Our in vitro data showed that HBECs express low or no PD-L1 but high PD-L2 levels under basal conditions; similarly in normal control brain tissues we did not detect PD-L1 but observed robust PD-L2 expression by the brain endothelium. Although inflammatory cytokines increased PD-L1 and PD-L2 levels in vitro, these ligands were not upregulated in MS lesions compared to controls. In contrast to glial cells, endothelial cells are sitting at the boundary between the periphery and the CNS. We can hypothesize that factors, others than pro-inflammatory cytokines, present in the periphery on the lumen side, or other CNS cells closely interacting with the endothelium, may impact on the in vivo PD-L1 and PD-L2 expression by the CNS endothelium.

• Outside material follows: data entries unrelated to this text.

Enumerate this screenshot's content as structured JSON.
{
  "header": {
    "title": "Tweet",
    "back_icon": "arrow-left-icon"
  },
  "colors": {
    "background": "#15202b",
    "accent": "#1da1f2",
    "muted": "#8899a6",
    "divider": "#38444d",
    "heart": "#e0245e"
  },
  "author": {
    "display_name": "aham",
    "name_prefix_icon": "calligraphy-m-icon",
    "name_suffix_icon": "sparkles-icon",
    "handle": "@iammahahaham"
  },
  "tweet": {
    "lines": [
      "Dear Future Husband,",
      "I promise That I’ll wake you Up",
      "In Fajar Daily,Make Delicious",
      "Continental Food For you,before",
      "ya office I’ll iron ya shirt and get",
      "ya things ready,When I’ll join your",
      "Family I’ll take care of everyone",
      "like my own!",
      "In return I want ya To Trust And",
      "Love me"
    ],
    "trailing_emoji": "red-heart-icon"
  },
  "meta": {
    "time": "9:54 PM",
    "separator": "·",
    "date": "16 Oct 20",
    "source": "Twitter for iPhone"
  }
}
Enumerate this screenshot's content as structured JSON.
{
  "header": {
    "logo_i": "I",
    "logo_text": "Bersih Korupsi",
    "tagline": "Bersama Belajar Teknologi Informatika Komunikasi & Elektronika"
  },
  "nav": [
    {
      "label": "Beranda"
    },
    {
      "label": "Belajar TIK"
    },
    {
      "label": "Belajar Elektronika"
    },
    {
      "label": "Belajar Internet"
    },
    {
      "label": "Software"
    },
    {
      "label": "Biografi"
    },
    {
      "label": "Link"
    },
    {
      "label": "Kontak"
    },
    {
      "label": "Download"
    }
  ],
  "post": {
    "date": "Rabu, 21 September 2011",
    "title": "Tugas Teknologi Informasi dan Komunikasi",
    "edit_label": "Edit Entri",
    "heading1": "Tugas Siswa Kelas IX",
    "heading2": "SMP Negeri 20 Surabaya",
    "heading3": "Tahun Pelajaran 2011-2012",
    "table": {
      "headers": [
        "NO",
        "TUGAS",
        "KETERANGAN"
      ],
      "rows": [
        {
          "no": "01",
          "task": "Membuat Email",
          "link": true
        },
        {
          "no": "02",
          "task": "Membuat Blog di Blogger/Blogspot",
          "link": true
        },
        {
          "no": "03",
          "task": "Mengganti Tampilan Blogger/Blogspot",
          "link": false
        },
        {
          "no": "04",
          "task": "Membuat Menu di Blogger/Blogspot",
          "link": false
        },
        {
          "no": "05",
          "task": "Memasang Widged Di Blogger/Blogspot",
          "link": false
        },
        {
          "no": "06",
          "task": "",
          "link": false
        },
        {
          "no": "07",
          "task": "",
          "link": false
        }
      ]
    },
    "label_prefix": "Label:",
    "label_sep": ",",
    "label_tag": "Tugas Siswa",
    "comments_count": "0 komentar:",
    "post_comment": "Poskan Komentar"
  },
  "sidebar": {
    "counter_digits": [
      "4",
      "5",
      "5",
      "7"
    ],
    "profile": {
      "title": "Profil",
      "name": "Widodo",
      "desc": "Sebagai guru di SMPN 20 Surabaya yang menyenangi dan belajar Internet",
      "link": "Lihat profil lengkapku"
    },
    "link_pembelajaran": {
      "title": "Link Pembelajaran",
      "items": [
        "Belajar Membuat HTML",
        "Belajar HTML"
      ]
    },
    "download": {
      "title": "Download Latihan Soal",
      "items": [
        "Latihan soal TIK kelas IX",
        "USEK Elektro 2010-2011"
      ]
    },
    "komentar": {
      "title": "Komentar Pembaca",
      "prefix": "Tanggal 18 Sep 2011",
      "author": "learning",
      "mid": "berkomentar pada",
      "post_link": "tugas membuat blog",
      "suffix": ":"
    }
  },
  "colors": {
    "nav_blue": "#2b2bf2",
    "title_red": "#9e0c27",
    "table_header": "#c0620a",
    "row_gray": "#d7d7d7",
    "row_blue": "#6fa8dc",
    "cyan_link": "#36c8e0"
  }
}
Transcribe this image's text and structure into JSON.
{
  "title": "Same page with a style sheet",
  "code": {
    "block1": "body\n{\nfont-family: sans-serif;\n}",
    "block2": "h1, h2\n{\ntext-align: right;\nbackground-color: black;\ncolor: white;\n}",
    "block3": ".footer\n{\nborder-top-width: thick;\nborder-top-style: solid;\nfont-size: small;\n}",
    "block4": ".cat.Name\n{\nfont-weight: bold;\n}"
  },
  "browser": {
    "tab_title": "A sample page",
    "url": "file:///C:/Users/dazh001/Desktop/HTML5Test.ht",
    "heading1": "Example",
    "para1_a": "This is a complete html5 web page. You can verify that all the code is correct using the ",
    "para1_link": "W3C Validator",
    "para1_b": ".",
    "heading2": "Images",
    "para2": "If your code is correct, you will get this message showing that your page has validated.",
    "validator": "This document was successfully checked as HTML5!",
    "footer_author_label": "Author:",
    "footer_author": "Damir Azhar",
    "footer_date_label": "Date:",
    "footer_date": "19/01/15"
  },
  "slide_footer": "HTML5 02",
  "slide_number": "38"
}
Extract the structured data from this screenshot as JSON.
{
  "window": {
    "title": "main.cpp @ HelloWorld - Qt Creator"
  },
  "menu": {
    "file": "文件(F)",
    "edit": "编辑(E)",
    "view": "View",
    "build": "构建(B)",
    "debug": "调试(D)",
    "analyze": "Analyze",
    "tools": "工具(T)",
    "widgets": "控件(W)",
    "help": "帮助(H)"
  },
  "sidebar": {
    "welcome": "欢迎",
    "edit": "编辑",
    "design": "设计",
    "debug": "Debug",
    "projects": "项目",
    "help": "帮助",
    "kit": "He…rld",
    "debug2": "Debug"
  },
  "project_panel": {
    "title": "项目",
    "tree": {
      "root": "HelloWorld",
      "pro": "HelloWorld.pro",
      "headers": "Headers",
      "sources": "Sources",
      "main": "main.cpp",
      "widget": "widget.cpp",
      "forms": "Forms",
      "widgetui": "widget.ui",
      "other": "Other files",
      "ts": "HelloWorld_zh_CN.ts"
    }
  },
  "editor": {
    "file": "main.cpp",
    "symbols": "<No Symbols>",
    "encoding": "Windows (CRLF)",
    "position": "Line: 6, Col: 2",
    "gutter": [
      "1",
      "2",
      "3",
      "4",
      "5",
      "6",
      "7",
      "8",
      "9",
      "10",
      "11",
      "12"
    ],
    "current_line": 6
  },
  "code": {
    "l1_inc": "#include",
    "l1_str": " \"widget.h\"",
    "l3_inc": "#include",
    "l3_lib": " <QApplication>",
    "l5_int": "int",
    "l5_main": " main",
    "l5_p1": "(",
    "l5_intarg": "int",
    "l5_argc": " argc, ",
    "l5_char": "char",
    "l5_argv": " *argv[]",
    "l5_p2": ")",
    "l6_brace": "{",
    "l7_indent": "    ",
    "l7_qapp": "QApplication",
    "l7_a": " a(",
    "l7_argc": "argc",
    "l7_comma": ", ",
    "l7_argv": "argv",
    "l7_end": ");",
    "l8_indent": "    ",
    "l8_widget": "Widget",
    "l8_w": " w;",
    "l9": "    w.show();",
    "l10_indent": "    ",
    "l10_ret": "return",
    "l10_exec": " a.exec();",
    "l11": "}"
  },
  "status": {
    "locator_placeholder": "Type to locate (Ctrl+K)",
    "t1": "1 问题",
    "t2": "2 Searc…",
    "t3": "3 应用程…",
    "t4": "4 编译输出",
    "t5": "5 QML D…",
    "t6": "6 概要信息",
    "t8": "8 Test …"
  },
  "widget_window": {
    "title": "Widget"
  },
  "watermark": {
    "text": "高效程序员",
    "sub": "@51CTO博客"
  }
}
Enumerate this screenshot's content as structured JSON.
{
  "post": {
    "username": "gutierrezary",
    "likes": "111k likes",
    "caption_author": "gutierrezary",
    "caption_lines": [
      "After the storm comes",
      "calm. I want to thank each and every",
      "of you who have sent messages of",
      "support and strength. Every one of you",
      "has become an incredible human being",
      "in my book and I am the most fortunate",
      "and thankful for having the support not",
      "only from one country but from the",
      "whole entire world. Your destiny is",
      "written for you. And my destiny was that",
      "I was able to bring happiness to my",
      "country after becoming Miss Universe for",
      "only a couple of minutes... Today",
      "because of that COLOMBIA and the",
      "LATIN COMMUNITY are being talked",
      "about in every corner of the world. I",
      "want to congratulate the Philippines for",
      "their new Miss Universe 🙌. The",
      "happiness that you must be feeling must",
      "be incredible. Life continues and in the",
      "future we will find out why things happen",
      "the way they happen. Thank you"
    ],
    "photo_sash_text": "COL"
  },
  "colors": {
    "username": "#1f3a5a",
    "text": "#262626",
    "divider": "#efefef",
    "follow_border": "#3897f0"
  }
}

Finally, we can speculate that under physiological conditions, the elevated PD-L2 basal levels contribute to inhibit the activation and migration of T cells across the BBB, but given the reduced levels of PD-L2 on MS brain endothelium, this function is impaired. CD8 T cells have been reported to be localized more frequently in the parenchyma of MS brain [8, 9, 45]. Furthermore, we observed an important PD-L1 upregulation  in MS lesions in perivascular and parenchymal areas, correlating with the absence of PD-1 on infiltrating CD8 T cells. Therefore, we speculate that the BBB capacity to control cell entry into the CNS is impaired in MS patients, leading to the entry of T cells regardless whether they express PD-1 or not, but that PD-1-negative CD8 T cells will be favored for progressing into the inflamed parenchyma which abundantly expresses PD-L1.